Angkatan Bersenjata Kuba baru-baru ini mengerahkan sistem rudal pertahanan udara jarak menengah S-125M/M1 buatan Soviet dalam latihan berskala besar. Aktivitas ini berlangsung di tengah perkembangan militer yang terus berubah di kawasan tersebut. Saat ini, S-125 dianggap sebagai komponen paling penting dari jaringan pertahanan udara negara tersebut.
Peran strategis S-125 dalam pertahanan udara.
Sistem S-125 memainkan peran sentral karena skuadron pesawat tempur MiG-23 – yang dulunya merupakan simbol kekuatan Kuba – kini telah melewati masa pakainya dan harus dinonaktifkan. Pesawat tempur yang tersisa di angkatan udara memiliki kemampuan tempur yang terbatas dan kemungkinan besar tidak akan mampu memenuhi tuntutan pertempuran intensitas tinggi. Oleh karena itu, Kuba menjadi salah satu dari sedikit negara yang menempatkan seluruh tanggung jawab pertahanan udara pada sistem rudal ini.

Dikembangkan pada akhir tahun 1950-an oleh Biro Desain KB-1 (Uni Soviet), S-125 dirancang untuk menghancurkan target yang terbang rendah dan menengah. Ini adalah area di mana sistem S-75 sebelumnya sering mengalami kesulitan. Sistem ini secara resmi mulai beroperasi pada tahun 1961 dan terbukti efektif dalam berbagai konflik, khususnya Perang Yom Kippur pada tahun 1973.
Analisis teknis dan variasi yang lebih baik
Dibandingkan dengan S-75, S-125 memiliki desain yang lebih ringkas dan fleksibel. Sistem ini menggunakan rudal berbahan bakar padat dua tahap. Varian modern yang digunakan oleh militer Kuba adalah S-125M dan S-125M1, yang menggunakan rudal 5V27. Struktur ini mencakup tahap pendorong yang dapat dilepas dan tahap jelajah yang dioptimalkan untuk kemampuan manuver.

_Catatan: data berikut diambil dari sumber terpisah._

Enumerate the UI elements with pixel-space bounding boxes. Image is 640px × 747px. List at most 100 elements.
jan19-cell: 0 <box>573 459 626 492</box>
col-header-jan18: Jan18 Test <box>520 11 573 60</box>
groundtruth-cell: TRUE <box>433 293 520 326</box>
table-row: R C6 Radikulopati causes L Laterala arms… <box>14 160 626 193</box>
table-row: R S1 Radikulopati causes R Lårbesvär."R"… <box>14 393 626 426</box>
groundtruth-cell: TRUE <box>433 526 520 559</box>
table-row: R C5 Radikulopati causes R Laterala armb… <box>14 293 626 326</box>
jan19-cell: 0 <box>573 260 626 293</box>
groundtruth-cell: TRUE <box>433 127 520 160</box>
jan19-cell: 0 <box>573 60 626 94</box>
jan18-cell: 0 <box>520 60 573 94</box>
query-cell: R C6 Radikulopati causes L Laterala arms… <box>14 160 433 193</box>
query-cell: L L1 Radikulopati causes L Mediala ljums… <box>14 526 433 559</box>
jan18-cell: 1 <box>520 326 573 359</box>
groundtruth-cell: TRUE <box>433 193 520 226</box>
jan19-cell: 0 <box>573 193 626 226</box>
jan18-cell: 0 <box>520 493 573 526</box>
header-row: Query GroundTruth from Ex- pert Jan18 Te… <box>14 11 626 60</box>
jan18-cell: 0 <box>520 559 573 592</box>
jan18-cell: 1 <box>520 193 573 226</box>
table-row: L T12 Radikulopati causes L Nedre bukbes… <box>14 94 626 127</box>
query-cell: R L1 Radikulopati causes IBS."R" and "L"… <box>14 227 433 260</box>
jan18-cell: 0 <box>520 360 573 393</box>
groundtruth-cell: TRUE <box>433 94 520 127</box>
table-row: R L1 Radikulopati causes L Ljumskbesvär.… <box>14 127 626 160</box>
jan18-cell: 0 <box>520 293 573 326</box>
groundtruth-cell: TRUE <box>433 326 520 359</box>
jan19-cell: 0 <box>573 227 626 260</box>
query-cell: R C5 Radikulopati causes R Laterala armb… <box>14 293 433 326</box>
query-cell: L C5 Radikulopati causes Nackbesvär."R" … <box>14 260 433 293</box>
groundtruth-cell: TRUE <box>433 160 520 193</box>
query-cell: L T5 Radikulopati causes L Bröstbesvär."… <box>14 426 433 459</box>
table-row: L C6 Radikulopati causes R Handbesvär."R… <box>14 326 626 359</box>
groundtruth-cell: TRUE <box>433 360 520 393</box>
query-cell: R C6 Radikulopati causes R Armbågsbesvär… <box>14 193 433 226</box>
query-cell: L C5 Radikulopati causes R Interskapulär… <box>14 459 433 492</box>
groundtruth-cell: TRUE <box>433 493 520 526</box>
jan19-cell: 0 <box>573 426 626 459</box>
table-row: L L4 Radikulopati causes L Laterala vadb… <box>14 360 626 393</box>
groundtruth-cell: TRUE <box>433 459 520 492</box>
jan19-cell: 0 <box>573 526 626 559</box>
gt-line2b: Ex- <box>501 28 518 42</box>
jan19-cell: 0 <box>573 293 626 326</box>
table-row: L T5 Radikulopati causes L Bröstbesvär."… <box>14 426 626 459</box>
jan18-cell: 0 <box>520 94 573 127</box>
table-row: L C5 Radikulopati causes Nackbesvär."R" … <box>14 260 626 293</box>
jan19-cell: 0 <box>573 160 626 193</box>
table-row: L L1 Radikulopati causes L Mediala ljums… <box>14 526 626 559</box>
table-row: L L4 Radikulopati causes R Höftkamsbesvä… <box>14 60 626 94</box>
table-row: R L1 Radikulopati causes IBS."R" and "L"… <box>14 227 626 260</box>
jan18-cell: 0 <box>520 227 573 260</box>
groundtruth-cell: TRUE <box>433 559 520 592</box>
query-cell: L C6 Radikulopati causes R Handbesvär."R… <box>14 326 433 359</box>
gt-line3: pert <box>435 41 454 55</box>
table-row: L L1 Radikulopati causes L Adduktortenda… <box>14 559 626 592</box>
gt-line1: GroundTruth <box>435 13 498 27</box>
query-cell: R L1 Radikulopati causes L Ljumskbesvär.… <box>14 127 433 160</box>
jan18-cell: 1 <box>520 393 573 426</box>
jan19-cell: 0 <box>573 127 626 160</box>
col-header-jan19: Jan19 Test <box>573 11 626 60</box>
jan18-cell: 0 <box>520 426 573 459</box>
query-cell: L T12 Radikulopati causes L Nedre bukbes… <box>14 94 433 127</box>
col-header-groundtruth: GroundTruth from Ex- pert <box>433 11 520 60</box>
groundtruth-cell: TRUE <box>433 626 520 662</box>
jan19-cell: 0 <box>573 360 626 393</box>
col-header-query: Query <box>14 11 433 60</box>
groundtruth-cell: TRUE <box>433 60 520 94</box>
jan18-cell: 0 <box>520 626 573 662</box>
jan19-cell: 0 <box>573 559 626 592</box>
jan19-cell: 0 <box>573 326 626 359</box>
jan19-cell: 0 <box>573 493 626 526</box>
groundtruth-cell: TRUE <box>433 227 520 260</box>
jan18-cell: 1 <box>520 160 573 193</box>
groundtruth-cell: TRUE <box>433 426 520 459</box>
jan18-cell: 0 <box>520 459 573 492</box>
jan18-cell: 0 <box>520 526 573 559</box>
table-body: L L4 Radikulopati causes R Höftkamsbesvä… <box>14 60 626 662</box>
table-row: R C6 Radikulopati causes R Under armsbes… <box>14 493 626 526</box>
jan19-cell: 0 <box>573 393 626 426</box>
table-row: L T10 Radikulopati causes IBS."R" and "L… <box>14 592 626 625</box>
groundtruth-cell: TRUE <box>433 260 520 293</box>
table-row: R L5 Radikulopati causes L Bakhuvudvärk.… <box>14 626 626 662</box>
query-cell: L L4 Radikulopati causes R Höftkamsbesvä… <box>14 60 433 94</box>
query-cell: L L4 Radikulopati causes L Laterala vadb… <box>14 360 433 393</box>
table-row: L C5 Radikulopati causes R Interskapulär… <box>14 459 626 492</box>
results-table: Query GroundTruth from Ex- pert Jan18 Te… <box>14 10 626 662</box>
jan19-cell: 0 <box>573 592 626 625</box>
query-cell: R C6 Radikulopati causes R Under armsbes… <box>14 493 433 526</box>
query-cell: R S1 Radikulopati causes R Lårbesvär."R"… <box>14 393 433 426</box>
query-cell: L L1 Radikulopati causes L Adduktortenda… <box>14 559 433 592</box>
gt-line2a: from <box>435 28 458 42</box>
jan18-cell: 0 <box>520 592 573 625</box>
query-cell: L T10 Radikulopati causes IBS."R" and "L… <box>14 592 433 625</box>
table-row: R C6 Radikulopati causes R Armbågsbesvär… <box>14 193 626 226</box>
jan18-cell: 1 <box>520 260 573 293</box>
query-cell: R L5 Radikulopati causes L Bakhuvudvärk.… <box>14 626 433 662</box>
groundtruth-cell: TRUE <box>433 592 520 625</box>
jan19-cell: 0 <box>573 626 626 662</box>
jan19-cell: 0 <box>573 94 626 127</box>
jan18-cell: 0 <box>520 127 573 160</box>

| Spesifikasi | Varian awal | Varian S-125M/M1 |
|---|---|---|
| Jangkauan maksimum | 15 km | 35 km |
| Penghancuran target di ketinggian | Membatasi | 15.000 m |
| Ketinggian target terendah | Tetapi | 100 m |
| Berat hulu ledak | Tetapi | 60 – 70 kg |
Rudal S-125M1 dilengkapi dengan sumbu jarak dekat yang dikombinasikan dengan hulu ledak fragmentasi, menciptakan awan puing yang padat untuk menghancurkan target alih-alih memerlukan benturan langsung. Sistem elektronik pada radar juga telah ditingkatkan untuk meningkatkan kemampuan anti-gangguan dan memperpendek waktu reaksi terhadap formasi serangan yang terbang rendah.

Upaya menuju kemandirian dan modernisasi
Untuk meningkatkan daya tahan mereka di medan perang modern, tentara Kuba telah memodifikasi peluncur mereka dengan memasangnya pada sasis tank T-55. Hal ini memungkinkan sistem untuk bergerak cepat setelah menembak, menghindari tembakan balasan.
Yang perlu diperhatikan, program domestik bernama Pechora-2BM juga telah diimplementasikan untuk memperbaiki elektronik, meningkatkan radar pemandu, dan memperpanjang masa pakai rudal. Lebih lanjut, analis militer telah mencatat potensi kerja sama antara Kuba dan Korea Utara – negara dengan pengalaman luas dalam meningkatkan sistem pertahanan udara standar Soviet – dalam memelihara dan memperbarui perisai pertahanan udara ini.